De nombreux utilisateurs ont même signalé des difficultés d’accès à leur compte LinkedIn en l’absence de vérification via Persona, ce qui instaure une coercition indirecte, condamnable alors qu’elle est démentie dans la communication officielle. Cette situation est d’autant plus préoccupante que des alternatives européennes de vérification d’identité existent, conformes au RGPD et garantes d’une véritable souveraineté numérique.
Enfin, il ne faut pas oublier que LinkedIn a déjà été sanctionné par les autorités européennes pour des violations du RGPD, notamment une amende de 310 millions d’euros infligée par la Commission de protection des données irlandaise pour des traitements de données à des fins publicitaires sans base légale adéquate. Il est permis de douter de la volonté sincère d’une telle plateforme à respecter les principes qu’elle prétend suivre.
BROWSERGATE : QUAND LINKEDIN FOUILLE VOS EXTENSIONS EN CATIMINI
Ce doute se trouve désormais étayé par un fait nouveau et documenté. En avril 2026, l’association Fairlinked a publié sur le site browsergate.eu un rapport circonstancié établissant que LinkedIn exécute, depuis plusieurs années et à l’insu de ses utilisateurs, un script JavaScript déclenché à chaque connexion depuis un navigateur Chromium (Chrome, Edge, Brave, Opera).

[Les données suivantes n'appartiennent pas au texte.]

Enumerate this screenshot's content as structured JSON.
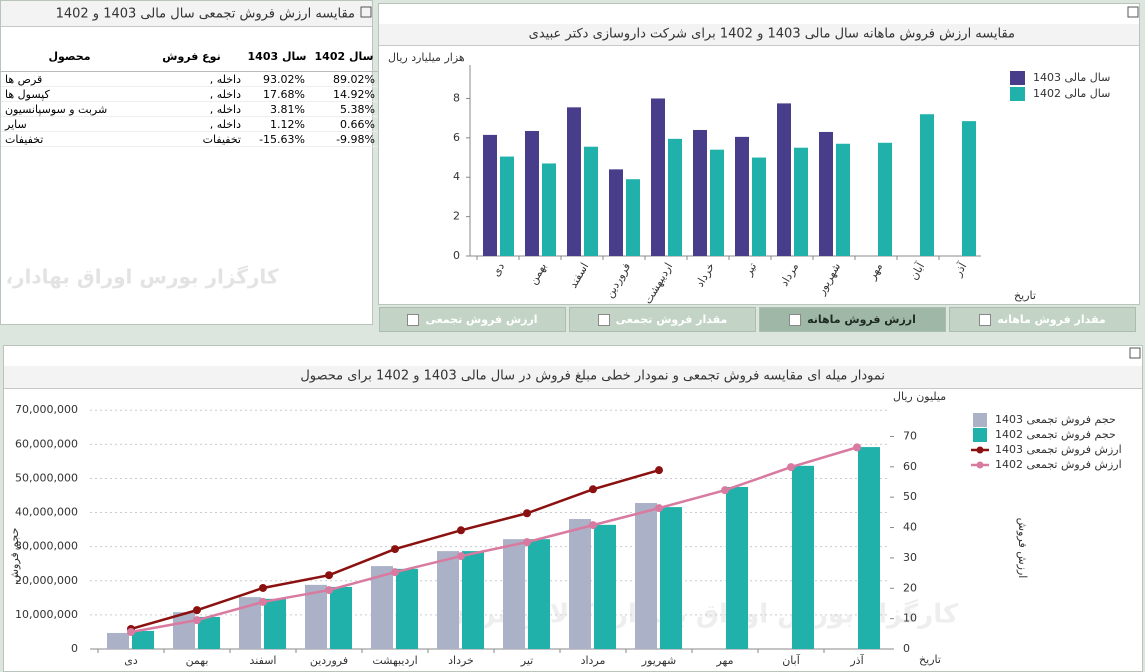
{
  "table": {
    "title": "مقایسه ارزش فروش تجمعی سال مالی 1403 و 1402",
    "headers": [
      "محصول",
      "نوع فروش",
      "سال 1403",
      "سال 1402"
    ],
    "rows": [
      [
        "قرص ها",
        "داخله ,",
        "93.02%",
        "89.02%"
      ],
      [
        "کپسول ها",
        "داخله ,",
        "17.68%",
        "14.92%"
      ],
      [
        "شربت و سوسپانسیون",
        "داخله ,",
        "3.81%",
        "5.38%"
      ],
      [
        "سایر",
        "داخله ,",
        "1.12%",
        "0.66%"
      ],
      [
        "تخفیفات",
        "تخفیفات",
        "-15.63%",
        "-9.98%"
      ]
    ]
  },
  "tabs": [
    "ارزش فروش تجمعی",
    "مقدار فروش تجمعی",
    "ارزش فروش ماهانه",
    "مقدار فروش ماهانه"
  ],
  "active_tab": 2,
  "watermark": "کارگزار بورس اوراق بهادار، کالا و انرژی",
  "chart_data": [
    {
      "type": "bar",
      "title": "مقایسه ارزش فروش ماهانه سال مالی 1403 و 1402 برای شرکت داروسازی دکتر عبیدی",
      "y_label": "هزار میلیارد ریال",
      "x_label": "تاریخ",
      "categories": [
        "دی",
        "بهمن",
        "اسفند",
        "فروردین",
        "اردیبهشت",
        "خرداد",
        "تیر",
        "مرداد",
        "شهریور",
        "مهر",
        "آبان",
        "آذر"
      ],
      "series": [
        {
          "name": "سال مالی 1403",
          "color": "#483d8b",
          "values": [
            6.15,
            6.35,
            7.55,
            4.4,
            8,
            6.4,
            6.05,
            7.75,
            6.3,
            null,
            null,
            null
          ]
        },
        {
          "name": "سال مالی 1402",
          "color": "#20b2aa",
          "values": [
            5.05,
            4.7,
            5.55,
            3.9,
            5.95,
            5.4,
            5,
            5.5,
            5.7,
            5.75,
            7.2,
            6.85
          ]
        }
      ],
      "ylim": [
        0,
        9.7
      ],
      "yticks": [
        0,
        2,
        4,
        6,
        8
      ],
      "grid": false,
      "legend": "right"
    },
    {
      "type": "bar_line",
      "title": "نمودار میله ای مقایسه فروش تجمعی و نمودار خطی مبلغ فروش در سال مالی 1403 و 1402 برای محصول",
      "y_label": "حجم فروش",
      "y2_label": "ارزش فروش",
      "y2_unit": "میلیون ریال",
      "x_label": "تاریخ",
      "categories": [
        "دی",
        "بهمن",
        "اسفند",
        "فروردین",
        "اردیبهشت",
        "خرداد",
        "تیر",
        "مرداد",
        "شهریور",
        "مهر",
        "آبان",
        "آذر"
      ],
      "series": [
        {
          "name": "حجم فروش تجمعی 1403",
          "type": "bar",
          "color": "#abb1c6",
          "values": [
            4700000,
            10800000,
            15200000,
            18800000,
            24300000,
            28700000,
            32200000,
            38100000,
            42800000,
            null,
            null,
            null
          ]
        },
        {
          "name": "حجم فروش تجمعی 1402",
          "type": "bar",
          "color": "#20b2aa",
          "values": [
            5300000,
            9400000,
            14700000,
            18200000,
            23500000,
            28700000,
            32200000,
            36400000,
            41600000,
            47500000,
            53700000,
            59200000
          ]
        },
        {
          "name": "ارزش فروش تجمعی 1403",
          "type": "line",
          "axis": "y2",
          "color": "#8b1010",
          "values": [
            6.6,
            12.8,
            20.1,
            24.3,
            32.9,
            39.1,
            44.7,
            52.6,
            58.9,
            null,
            null,
            null
          ]
        },
        {
          "name": "ارزش فروش تجمعی 1402",
          "type": "line",
          "axis": "y2",
          "color": "#d97aa0",
          "values": [
            5.6,
            9.5,
            15.5,
            19.4,
            25.3,
            30.6,
            35.2,
            40.8,
            46.4,
            52.3,
            59.9,
            66.4
          ]
        }
      ],
      "ylim": [
        0,
        73000000
      ],
      "yticks": [
        0,
        {
          "value": 10000000,
          "label": "10,000,000"
        },
        {
          "value": 20000000,
          "label": "20,000,000"
        },
        {
          "value": 30000000,
          "label": "30,000,000"
        },
        {
          "value": 40000000,
          "label": "40,000,000"
        },
        {
          "value": 50000000,
          "label": "50,000,000"
        },
        {
          "value": 60000000,
          "label": "60,000,000"
        },
        {
          "value": 70000000,
          "label": "70,000,000"
        }
      ],
      "y2lim": [
        0,
        82
      ],
      "y2ticks": [
        0,
        10,
        20,
        30,
        40,
        50,
        60,
        70
      ],
      "grid": true,
      "legend": "right"
    }
  ]
}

Ce script procède au balayage de plus de 6 000 extensions installées sur le navigateur de l’utilisateur : des outils concurrents de partenaires commerciaux de la plateforme, certes, mais aussi des extensions médicales, religieuses et politiques, telles que des rappels de prière, des calendriers liturgiques, des filtres lumineux prescrits pour des troubles neurologiques ou des outils destinés aux personnes neurodivergentes.
Ces données, collectées sans consentement ni information préalable, sont chiffrées puis transmises aux serveurs de LinkedIn ainsi qu’à des entreprises tierces. Un manager senior de la plateforme a reconnu l’existence du dispositif dans une déclaration sous serment, et une première procédure judiciaire a été engagée devant un tribunal de Munich. LinkedIn, mis en cause, n’a pas nié le procédé : il l’a justifié par des impératifs de sécurité, sans expliquer en quoi la connaissance des pratiques religieuses ou médicales d’un utilisateur relèverait d’une telle nécessité.
Cette affaire, que les grands médias francophones n’ont pas jugée utile de couvrir malgré les millions d’utilisateurs concernés en Belgique et en France, confirme ce que le présent article s’attache à documenter : le consentement n’est pas ici une garantie, c’est un angle mort institutionalisé.
LE CONTOURNEMENT DE LA SOUVERAINETÉ EUROPÉENNE
L’Union européenne a toujours défendu le principe selon lequel seule l’autorité publique est habilitée à établir l’identité civile. Or, ce principe fondamental est ici vidé de sa substance par la délégation tacite de cette fonction à des entreprises privées, non élues, non transparentes, et étrangères. Le Règlement général sur la protection des données (RGPD) n’est pas frontalement violé : il est contourné par une architecture technique qui pousse à l’adhésion sans recours explicite à la contrainte. Ce design incitatif fragilise les fondements du droit au choix éclairé.
Tant que les dispositifs européens de certification numérique, tels que le futur EUCS, ne seront pas rendus contraignants et opposables, les citoyens européens resteront exposés à des logiques extraterritoriales qui sapent leur autonomie numérique. Il ne s’agit plus d’une simple question de confort ou de fluidité d’usage : c’est un enjeu politique majeur, touchant à l’équilibre entre libertés individuelles, souveraineté technologique et respect des droits fondamentaux. Refuser cette vérification, ce n’est pas rejeter le progrès technologique, mais affirmer le droit à ne pas être réduit à un produit validé par une puissance étrangère.